T.P.: – Rozumiem, że ludzie lubią wiedzieć, jakiej muzyki w sensie gatunkowym słuchają, co oczywiście nie znaczy, że określenia, które przywołałeś, pasują do tego, co gramy.
O.H.: – Nie da się zaetykietować gatunkowo muzyki alternatywnej, bo ona ma to do siebie, że istnieje poza gotowymi sztancami.
M.F.: – Poza tym nazwa „muzyka alternatywna” też niewiele mówi o stylu, jest raczej bardzo umownym hasłem niż określeniem jakiejś konkretnej ekspresji. Dziś zresztą o wiele trudniej powiedzieć, co jest, a co nie jest alternatywą w sensie stylistycznym.
Powiedzcie zatem, jaka muzyka was ukształtowała, czyli co wpłynęło na to, że gracie to, co gracie.
O.H.: – W moim przypadku inspiracje bywają bardzo różne, czasami przypadkowe i zaskakujące. Swoją drogą ciekawe, że to muzyków podejrzewa się zawsze, że inspirują ich inni muzycy, a na przykład pisarzom o wiele rzadziej przypisuje się pozostawanie pod wpływem innych pisarzy. Lubiłem i lubię muzykę, która jest… naturalna, nieprzetworzona, pozbawiona udziwnień. Krótko mówiąc, taka jak ta na płycie „40 Winks of Courage”.
T.P.: – Nie potrafię powiedzieć, czy istnieje jakiś konkretny rodzaj muzyki, która mnie ukształtowała jako osobę i jako muzyka. To była raczej kombinacja różnych rzeczy – przyroda, podróżowanie, przygody, no i oczywiście miłość do muzyki. Są rodzaje muzyki, które lubię bardziej niż inne, ale najważniejsza jest właśnie miłość do muzyki w ogóle.

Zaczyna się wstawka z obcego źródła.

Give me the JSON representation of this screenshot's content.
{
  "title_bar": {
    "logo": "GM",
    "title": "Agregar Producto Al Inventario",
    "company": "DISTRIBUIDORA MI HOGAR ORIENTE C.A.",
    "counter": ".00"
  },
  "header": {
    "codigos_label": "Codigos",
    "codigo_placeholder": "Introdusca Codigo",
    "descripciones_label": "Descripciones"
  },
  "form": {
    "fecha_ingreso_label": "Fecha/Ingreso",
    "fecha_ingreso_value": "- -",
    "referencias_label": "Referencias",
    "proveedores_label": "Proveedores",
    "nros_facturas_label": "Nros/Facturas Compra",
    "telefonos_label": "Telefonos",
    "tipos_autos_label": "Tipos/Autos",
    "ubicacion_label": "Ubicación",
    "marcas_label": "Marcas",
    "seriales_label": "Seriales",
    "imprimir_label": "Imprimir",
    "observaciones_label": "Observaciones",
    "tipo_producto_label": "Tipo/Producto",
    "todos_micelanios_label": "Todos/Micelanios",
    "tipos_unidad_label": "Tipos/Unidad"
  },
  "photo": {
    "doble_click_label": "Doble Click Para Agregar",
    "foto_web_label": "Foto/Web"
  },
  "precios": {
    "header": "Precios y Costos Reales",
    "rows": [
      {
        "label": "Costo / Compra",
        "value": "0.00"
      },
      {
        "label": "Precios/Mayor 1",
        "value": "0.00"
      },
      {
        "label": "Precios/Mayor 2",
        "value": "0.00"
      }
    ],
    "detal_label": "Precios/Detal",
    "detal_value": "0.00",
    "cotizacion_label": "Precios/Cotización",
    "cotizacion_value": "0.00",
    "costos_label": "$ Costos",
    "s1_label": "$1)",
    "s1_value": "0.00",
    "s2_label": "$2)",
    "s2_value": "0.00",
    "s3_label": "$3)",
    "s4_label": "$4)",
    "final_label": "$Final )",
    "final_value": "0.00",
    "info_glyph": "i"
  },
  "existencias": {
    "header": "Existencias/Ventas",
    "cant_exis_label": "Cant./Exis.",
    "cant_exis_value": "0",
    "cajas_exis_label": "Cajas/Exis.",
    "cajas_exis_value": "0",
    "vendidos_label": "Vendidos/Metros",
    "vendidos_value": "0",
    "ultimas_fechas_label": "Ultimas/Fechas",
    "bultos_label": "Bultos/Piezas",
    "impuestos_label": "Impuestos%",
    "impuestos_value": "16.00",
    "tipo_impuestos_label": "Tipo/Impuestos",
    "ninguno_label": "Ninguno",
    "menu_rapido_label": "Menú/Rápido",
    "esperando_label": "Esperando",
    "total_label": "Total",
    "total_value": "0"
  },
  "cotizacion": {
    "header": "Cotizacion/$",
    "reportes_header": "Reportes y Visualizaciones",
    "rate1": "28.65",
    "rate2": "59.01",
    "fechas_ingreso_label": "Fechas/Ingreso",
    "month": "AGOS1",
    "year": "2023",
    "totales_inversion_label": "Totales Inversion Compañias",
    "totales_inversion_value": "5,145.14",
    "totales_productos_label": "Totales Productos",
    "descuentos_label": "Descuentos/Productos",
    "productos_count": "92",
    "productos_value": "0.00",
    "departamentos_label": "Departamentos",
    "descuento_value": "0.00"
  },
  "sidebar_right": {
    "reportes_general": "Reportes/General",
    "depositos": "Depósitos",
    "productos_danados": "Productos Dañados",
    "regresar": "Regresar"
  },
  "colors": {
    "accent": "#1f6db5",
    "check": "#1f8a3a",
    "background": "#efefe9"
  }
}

M.F.: – Pierwszy album, który świadomie chciałam mieć, to było Rage Against The Machine. Poprosiłam brata, żeby mi kupił kasetę pod choinkę. Nie pamiętam, skąd mi się to wzięło, gdzie o nich usłyszałam, nie wiedziałam, jak wyglądają i nigdy nie sprawdziłam, ale kaseta z palącym się kolesiem to było to. Oprócz tego słuchałam tego, co grało w domu, a był to Phil Collins, Eric Clapton, Bob Geldof czy Spandau Ballet. Ale to jeszcze nie było słuchanie muzyki, które pamiętam jako coś świadomego. To dopiero przyszło w liceum, jak usłyszałam PJ Harvey czy Radiohead. Jak ktoś swoją muzyką wstrzeli się na taką częstotliwość, która w tobie mocno rezonuje, to trochę nie wiadomo, dlaczego i co z tym zrobić, ale od razu się w tym siedzi na 100 proc. Dużo słucham i szukam tych rzeczy, które we mnie mocno rezonują. A poza tym, że kształtują nas muzyka i ludzie, to mnie na pewno ukształtowało 8 lat grania w zespole très.b.
rozmawiał Mirosław Pęczak
très.b – powstały w 2005 r. zespół uprawiający muzykę utożsamianą z indie rockiem. Tworzą go: duński perkusista Thomas Pettit, polska wokalistka oraz basistka Misia Furtak i pochodzący z Holandii gitarzysta Olivier Heim. Wydali dwie płyty – „The Other Hand” i „40 Winks of Courage”. Tę ostatnią w 2012 r.